Traffic signs are designed to regulate the flow of traffic and prevent accidents from occurring. Despite the posting of these signs, it does not mean accidents will never
happen, instead such preventive measures reduces the chance of accidents from occurring. Following these signs is done not only to protect a person from an accident, but to also follow the laws created to deter people from causing accidents and harming others.
Information Risk Management (IRM) works in the same way as traffic signs. IRM is used as a preventative means to mitigate those risks associated with information. IRM pertains to every aspect of information, including: creation, use, management, security, privacy and destruction of organizational information. It also needs to be reviewed and followed by those in the fields of legal, information technology and security, policy, compliance, records management, interface and interaction design, UX and others involved in areas where information risks are probable.

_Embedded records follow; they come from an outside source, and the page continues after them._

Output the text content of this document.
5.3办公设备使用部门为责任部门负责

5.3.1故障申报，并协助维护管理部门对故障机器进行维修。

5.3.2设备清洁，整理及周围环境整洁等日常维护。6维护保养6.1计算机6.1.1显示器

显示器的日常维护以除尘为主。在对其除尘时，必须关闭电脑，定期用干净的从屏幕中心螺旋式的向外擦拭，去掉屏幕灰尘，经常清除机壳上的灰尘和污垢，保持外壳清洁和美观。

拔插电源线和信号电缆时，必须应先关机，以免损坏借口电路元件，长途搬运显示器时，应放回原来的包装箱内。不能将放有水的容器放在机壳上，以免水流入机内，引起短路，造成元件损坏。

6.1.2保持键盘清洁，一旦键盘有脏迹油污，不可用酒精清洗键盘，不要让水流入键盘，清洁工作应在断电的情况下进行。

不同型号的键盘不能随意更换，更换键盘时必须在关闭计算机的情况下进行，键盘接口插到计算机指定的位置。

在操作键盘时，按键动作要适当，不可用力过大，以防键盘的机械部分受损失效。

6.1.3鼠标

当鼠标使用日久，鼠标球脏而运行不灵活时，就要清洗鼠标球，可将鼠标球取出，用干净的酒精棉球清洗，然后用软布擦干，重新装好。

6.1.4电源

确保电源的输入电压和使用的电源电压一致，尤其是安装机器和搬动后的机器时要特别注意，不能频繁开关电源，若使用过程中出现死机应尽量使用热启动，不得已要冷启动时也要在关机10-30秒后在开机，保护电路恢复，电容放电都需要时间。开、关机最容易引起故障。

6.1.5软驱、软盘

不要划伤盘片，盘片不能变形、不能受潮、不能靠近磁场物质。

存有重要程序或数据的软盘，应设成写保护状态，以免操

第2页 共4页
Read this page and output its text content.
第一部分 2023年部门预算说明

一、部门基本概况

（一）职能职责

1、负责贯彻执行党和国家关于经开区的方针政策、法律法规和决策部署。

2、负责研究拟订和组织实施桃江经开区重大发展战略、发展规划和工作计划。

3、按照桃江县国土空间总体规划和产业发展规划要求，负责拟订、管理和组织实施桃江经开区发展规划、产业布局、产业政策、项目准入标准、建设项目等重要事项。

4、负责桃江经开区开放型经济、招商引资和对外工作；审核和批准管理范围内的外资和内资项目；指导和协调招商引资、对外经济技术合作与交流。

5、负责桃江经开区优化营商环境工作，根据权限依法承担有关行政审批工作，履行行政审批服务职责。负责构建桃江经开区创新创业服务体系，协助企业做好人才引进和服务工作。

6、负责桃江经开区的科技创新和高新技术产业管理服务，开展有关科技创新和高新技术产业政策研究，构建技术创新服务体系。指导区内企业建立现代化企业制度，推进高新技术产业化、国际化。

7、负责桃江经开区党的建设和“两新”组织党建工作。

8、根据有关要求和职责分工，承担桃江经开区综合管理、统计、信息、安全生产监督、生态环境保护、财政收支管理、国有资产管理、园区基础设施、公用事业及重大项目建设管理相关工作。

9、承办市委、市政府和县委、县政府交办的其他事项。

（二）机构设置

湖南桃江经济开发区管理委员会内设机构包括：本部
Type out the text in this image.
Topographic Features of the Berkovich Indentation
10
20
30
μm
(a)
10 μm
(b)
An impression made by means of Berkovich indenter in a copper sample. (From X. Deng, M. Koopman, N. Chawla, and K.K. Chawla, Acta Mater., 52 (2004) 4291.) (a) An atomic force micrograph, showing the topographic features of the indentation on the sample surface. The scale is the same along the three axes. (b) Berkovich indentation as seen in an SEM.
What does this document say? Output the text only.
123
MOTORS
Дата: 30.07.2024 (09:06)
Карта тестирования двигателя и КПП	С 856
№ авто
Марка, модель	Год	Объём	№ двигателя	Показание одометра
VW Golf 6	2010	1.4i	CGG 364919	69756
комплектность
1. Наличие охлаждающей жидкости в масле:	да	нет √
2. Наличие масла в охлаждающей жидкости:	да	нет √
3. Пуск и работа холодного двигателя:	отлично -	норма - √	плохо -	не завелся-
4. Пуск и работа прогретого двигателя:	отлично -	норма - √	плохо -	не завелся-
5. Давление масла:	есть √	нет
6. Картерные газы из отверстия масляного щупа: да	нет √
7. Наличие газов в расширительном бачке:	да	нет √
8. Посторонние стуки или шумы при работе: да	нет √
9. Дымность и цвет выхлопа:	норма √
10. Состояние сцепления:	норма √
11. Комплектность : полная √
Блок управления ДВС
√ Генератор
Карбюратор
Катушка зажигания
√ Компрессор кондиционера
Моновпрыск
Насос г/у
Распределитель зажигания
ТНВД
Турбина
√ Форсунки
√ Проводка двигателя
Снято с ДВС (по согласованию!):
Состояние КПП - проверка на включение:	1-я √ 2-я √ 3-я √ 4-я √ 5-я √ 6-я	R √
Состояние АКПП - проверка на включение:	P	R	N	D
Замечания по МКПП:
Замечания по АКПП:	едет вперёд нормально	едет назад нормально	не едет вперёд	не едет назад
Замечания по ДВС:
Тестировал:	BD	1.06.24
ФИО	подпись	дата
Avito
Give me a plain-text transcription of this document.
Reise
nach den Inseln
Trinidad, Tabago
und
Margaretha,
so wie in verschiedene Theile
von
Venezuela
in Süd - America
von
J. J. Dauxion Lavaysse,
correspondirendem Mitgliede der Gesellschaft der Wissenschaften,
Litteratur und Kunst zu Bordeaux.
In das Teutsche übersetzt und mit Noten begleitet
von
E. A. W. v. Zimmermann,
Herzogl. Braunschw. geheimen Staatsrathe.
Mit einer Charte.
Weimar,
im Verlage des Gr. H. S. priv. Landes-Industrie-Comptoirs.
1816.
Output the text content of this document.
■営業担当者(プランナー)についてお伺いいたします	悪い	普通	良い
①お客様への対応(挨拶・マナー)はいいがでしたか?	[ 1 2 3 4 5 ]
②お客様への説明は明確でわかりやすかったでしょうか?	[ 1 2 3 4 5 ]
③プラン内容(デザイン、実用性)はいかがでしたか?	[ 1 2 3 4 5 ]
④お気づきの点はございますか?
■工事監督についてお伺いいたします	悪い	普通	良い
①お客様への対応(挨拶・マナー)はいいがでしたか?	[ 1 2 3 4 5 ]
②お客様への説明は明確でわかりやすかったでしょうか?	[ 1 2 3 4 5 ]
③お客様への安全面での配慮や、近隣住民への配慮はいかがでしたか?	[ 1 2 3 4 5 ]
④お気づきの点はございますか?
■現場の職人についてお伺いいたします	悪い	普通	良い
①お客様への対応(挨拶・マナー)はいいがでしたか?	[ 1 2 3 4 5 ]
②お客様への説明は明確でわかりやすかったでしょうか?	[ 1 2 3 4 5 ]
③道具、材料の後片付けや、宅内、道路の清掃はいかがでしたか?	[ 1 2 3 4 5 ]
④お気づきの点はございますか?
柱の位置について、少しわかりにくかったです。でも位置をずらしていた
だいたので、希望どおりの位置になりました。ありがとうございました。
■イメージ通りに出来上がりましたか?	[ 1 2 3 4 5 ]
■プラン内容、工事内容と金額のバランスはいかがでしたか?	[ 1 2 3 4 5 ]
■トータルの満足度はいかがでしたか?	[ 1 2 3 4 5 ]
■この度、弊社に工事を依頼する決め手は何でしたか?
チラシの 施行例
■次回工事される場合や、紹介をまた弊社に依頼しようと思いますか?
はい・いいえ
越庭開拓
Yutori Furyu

Just as traffic signs notify motorists of regulations, provide warning to
potential hazards on or near the roadway, and provide needed guidance
to destinations, so do information risk managers notify organizations of legal and regulatory requirements, they provide warning of potential data breach hazards beyond IT, and also provide continual guidance and training to ensure an organization is following the right course in order to mitigate their information risks.
IRM is not always following a simple course of action, sometimes the industry standards, organizational policies and legal requirements clash, just like traffic signs can sometimes cause confusion and even contradictions. Therefore, it is important to have information risk managers that are well-rounded in their knowledge and expertise.